Als vor einigen Tagen publik wurde, dass die britische Border Force für illegale Pushbacks im Ärmelkanal trainiert (siehe hier), gaben die Behörden keine weiteren Informationen über den Charakter dieser so genannten turn around-Taktik heraus. Die zivilgesellschaftliche Initiative Channel Rescue hat am heutigen 13. September erste Foto- und Videoaufnahmen veröffentlicht, die ein solches Training zeigen. Wie die Gruppe mitteilt, übte die Grenzschutzeinheit dabei das Rammen von Schlauchbooten mithilfe von Jet-Skis.

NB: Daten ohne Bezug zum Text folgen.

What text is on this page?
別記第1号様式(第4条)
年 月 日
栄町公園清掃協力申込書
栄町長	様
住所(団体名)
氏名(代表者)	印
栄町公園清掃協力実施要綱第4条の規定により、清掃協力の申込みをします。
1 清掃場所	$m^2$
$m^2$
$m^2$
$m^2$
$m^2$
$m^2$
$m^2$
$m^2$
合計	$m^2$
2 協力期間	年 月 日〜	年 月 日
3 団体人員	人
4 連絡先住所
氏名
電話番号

„We’re currently witnessing what looks like pushback drills by Border Force jet skis in the Channel. We’re not 100% sure but two jet skis appear to be doing circling manoeuvres around dinghies with Border Force vessels full of people looking on.“ Mit diesem Tweet machte Channel Rescue am frühen Nachmittag seine ersten Beobachtungen öffentlich. „A Jet Ski just bumped the rear of the dinghy and turned it around. We’re almost certain it’s a pushback practice,“ schrieb die Gruppe eine Stunde später.

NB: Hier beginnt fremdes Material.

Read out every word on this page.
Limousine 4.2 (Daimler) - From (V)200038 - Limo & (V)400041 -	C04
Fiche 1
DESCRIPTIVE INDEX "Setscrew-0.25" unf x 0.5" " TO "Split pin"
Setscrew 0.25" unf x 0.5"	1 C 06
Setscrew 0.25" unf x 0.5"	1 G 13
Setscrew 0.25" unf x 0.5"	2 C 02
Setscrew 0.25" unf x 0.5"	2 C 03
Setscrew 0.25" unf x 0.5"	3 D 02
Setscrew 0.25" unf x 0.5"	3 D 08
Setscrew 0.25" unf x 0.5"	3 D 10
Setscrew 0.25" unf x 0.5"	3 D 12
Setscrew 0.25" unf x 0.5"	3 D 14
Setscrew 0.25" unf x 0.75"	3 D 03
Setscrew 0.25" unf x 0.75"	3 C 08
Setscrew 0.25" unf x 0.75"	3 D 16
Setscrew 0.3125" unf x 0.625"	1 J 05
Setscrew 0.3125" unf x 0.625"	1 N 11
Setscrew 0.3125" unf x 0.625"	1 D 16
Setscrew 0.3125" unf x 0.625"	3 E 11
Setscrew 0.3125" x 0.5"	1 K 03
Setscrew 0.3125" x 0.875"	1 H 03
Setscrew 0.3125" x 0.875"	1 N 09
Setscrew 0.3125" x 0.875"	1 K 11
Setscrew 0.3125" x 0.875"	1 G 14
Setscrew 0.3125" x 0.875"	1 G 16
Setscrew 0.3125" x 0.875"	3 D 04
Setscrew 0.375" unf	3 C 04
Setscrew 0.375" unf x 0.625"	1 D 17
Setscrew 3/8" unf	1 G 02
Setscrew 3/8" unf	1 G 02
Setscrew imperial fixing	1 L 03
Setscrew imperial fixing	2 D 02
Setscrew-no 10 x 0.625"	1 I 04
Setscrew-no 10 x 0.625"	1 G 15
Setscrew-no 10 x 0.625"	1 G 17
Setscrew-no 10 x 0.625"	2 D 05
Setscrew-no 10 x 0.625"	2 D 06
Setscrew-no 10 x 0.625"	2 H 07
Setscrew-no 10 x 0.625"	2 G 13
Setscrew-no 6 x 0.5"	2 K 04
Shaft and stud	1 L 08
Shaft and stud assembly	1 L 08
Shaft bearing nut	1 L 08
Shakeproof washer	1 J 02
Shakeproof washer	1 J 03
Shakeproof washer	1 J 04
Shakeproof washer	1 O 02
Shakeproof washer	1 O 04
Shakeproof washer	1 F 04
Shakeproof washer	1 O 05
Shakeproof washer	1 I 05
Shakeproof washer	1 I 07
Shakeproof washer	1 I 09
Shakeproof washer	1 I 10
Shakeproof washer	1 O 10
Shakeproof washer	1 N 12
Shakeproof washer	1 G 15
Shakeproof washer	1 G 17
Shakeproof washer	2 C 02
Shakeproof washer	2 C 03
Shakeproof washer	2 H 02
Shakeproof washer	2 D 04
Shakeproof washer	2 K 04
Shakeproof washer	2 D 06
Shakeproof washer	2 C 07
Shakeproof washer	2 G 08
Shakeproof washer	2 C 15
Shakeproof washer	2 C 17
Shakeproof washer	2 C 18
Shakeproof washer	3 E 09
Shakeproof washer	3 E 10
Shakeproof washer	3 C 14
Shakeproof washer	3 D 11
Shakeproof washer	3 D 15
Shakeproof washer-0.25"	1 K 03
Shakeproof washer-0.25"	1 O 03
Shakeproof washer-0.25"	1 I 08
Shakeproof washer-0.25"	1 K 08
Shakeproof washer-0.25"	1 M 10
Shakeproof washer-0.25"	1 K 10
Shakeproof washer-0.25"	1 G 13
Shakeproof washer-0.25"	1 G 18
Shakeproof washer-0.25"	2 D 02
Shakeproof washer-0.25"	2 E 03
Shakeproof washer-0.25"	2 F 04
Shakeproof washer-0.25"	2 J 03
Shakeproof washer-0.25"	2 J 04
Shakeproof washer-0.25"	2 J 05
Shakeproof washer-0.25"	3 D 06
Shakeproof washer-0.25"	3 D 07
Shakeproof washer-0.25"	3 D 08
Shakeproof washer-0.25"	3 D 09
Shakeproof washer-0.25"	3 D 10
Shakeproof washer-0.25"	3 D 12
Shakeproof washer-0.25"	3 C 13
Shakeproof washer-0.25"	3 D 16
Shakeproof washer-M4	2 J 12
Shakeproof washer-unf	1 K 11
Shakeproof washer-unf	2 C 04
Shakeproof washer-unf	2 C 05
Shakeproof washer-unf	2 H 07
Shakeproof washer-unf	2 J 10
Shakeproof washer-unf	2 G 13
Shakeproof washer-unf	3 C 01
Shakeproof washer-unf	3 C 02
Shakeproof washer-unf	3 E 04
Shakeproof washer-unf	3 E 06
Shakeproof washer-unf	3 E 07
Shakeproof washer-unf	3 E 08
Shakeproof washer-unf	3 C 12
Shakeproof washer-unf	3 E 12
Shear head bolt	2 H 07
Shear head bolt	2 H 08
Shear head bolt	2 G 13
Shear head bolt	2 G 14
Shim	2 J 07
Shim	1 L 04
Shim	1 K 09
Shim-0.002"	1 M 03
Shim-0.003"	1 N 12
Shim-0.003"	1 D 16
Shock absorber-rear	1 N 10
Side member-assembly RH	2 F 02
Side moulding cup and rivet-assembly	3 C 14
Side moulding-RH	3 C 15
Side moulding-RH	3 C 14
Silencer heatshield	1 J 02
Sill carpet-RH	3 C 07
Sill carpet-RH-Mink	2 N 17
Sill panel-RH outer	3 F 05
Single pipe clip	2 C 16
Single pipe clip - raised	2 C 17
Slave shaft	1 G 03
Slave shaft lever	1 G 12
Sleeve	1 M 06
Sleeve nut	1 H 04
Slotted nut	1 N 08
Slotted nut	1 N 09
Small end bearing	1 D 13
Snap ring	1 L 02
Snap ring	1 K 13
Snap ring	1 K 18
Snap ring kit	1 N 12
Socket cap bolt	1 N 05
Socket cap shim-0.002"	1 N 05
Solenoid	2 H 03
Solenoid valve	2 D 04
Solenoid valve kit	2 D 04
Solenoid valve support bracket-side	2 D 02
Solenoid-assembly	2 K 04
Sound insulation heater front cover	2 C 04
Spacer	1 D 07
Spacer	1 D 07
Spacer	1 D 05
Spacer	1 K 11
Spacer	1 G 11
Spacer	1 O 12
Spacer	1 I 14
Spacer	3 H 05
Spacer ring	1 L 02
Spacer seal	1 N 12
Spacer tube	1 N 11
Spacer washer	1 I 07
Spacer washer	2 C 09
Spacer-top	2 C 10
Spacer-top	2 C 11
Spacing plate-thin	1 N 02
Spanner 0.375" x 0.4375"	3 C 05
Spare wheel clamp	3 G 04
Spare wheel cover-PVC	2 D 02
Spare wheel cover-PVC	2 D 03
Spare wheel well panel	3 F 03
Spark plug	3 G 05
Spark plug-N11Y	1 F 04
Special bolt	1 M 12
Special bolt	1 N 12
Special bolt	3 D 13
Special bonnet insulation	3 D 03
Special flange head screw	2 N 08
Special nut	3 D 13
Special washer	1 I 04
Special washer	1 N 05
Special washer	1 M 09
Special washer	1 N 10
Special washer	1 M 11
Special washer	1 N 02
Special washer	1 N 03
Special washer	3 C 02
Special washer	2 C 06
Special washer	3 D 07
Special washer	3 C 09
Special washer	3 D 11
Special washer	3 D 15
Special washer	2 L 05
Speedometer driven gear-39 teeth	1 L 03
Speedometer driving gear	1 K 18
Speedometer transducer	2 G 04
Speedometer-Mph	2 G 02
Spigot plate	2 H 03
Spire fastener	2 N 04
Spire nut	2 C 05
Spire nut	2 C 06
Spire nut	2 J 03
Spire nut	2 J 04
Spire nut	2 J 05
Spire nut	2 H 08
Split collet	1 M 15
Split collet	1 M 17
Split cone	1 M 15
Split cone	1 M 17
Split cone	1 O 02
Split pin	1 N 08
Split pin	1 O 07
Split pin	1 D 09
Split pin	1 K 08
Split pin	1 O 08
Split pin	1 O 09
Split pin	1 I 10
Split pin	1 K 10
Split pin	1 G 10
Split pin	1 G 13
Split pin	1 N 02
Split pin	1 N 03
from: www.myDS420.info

Weitere Details publizierte am gleichen Tag die Zeitung Independent nach einem Interview mit Steven, dem Koordinator von Channel Rescue [Nachname wegen rechter Drohungen nicht genannt]. Demnach waren an der Übung, die von Dover aus beobachtet werden konnte, zwei große Schiffe der Border Force, zwei kleinere Boote, drei Jet Skis und zwei Dinghies, wie sie von Geflüchteten genutzt werden, beteiligt. „Sie setzten Border Force-Angehörige in die Dinghies, und diese saßen auf den Schläuchen, um nachzuahmen, wie die Leute bei der Überfahrt sitzen würden,“ so Steven gegenüber Independent. „Wir sahen, wie die Jet-Skis an beiden Seiten und am Heck des Bootes ansetzten und dann mit dem Boot kollidierten, um es tatsächlich zu drehen. Es sah gefährlich aus.“
Hinzu komme, dass sich das Verhalten der Grenzbeamte_innen an Bord der Übungsboote nicht auf die Realität übertragen lasse. Denn im Gegensatz zu den Border Force-Bediensteten wissen diese nicht, „wer diese Leute sind, die ihren Boote dicht folgen und sie dann mit gepanzerten Jet-Skis rammen. Das ist ein unglaublich aggressiver und gewalttätiger Akt. […] Sie gefährden rücksichtslos das Leben derjenigen, die die Grenze überqueren.“
Das britische Innenministerium hat sich bislang nur knapp zu den Beobachtungen geäußert: Wie der BBC-Journalist Simon Jones mitteilt, weigert sich das Ministerium zu sagen, „ob es heute im Ärmelkanal Übungen zur Zurückweisung von Booten mit Migranten durchgeführt hat“. Routinemäßig würden „maritime Operationen im Zusammenhang mit der Grenzsicherung“ nicht kommentiert, da sie „kriminellen Gruppen einen Vorteil verschaffen könnten.“
Die nächsten Wochen werden zeigen, ob das eingeübte Rammen der Boote (oder welche Taktik auch immer) tatsächlich praktiziert werden wird. In diesem Fall müsste Großbritannien ohne die Kooperation der französischen Behörden handeln, also die Pushbacks um jeden Preis durchziehen, was die Situation auch außenpolitisch ungemein eskalieren würde. Oder die Übungen wären als ein Grenztheater zu deuten: als der Versuch, das in Großbritannien gerade laufende Gesetzgebungsverfahren für ein restriktives Migrationsrecht durch die demonstrative Bereitschaft zu ebenso brachialen wie illegalen Pushbacks zu flankieren. Die Geflüchteten dürfte dies in beiden Fällen nicht daran hindern, den Weg über den Kanal weiter zu versuchen. Aber er könnte riskanter werden.